Georgia Table of Contents
Like all the former Soviet republics, Georgia recognized the need to restructure its economic system in the early 1990s, using national economic strengths to accommodate its own needs rather than the needs of central planners in Moscow. The road to reform has been full of obstacles, however: poor political leadership, the economic decline that began in the 1980s, civil war, and a well-established underground economy that is difficult to control.

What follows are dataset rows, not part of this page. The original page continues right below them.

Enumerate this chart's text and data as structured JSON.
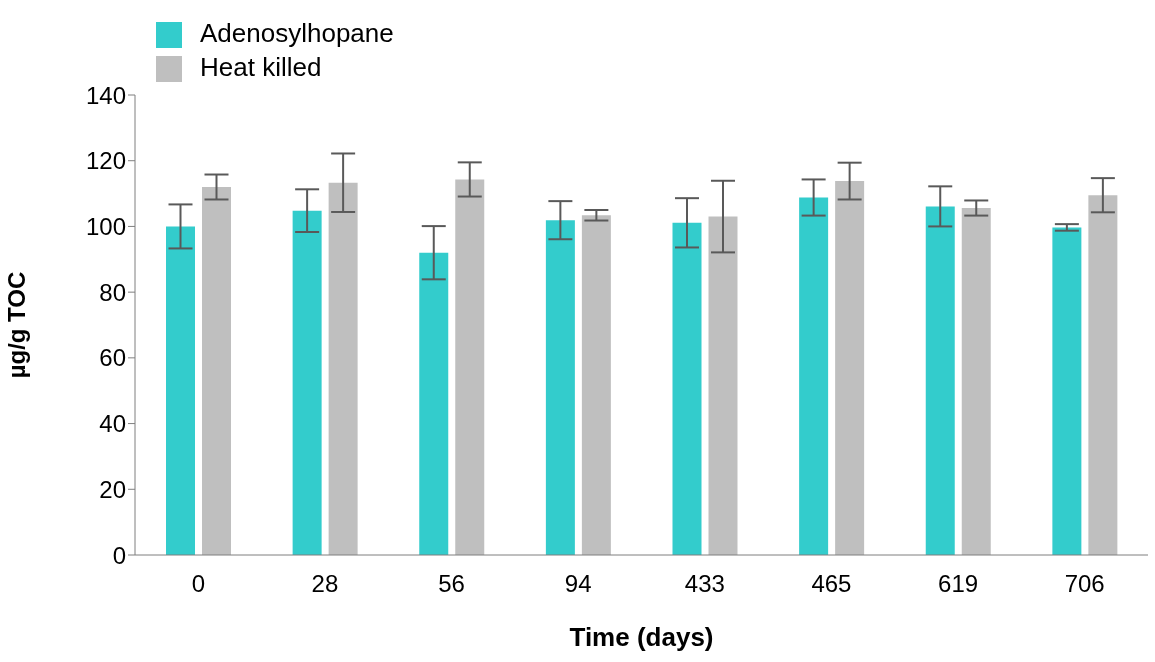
{
  "chart_data": {
    "type": "bar",
    "xlabel": "Time (days)",
    "ylabel": "µg/g TOC",
    "categories": [
      "0",
      "28",
      "56",
      "94",
      "433",
      "465",
      "619",
      "706"
    ],
    "series": [
      {
        "name": "Adenosylhopane",
        "color": "#33cccc",
        "values": [
          100,
          104.8,
          92,
          101.9,
          101.1,
          108.8,
          106.1,
          99.7
        ],
        "errors": [
          6.7,
          6.5,
          8.1,
          5.8,
          7.5,
          5.5,
          6.1,
          1
        ]
      },
      {
        "name": "Heat killed",
        "color": "#bfbfbf",
        "values": [
          112,
          113.3,
          114.3,
          103.4,
          103,
          113.8,
          105.6,
          109.5
        ],
        "errors": [
          3.8,
          8.9,
          5.2,
          1.6,
          10.9,
          5.6,
          2.3,
          5.2
        ]
      }
    ],
    "ylim": [
      0,
      140
    ],
    "yticks": [
      0,
      20,
      40,
      60,
      80,
      100,
      120,
      140
    ],
    "grid": false,
    "legend": "top left"
  }
}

Gamsakhurdia understood little about economics, and he postponed major economic reforms to avoid weakening his political position. In an effort to maintain popular support, he stabilized fares for public transportation and prices for basic consumer goods in state retail outlets (see table 22, Appendix). In March 1991, a new rationing system bound local residents to neighborhood shops. In April 1991, price controls were imposed in state stores. Price liberalization began only after Gamsakhurdia's departure as president, and it did not cover several basic consumer goods and services. Continued food subsidies were an additional factor contributing to the national budget deficit. In the interest of stimulating competition, a government decree removed restrictions on trade in May 1992, and at the same time taxes were eliminated on goods brought into Georgia. Persistent shortages of bread led the government to introduce ration cards for bread in December 1992. Under these conditions, inflation soared in private markets in 1991-92, although prices remained substantially lower than in Moscow for similar items.
In 1993 wholesale prices increased especially quickly under the influence of falling productivity. In the second half of 1993, the construction industry was hit hard by increases in the cost of materials of up to thirty times, although gasoline prices rose only gradually. The prices of heavy engineering and ferrousmetallurgy products rose by three to five times in the second half of 1993.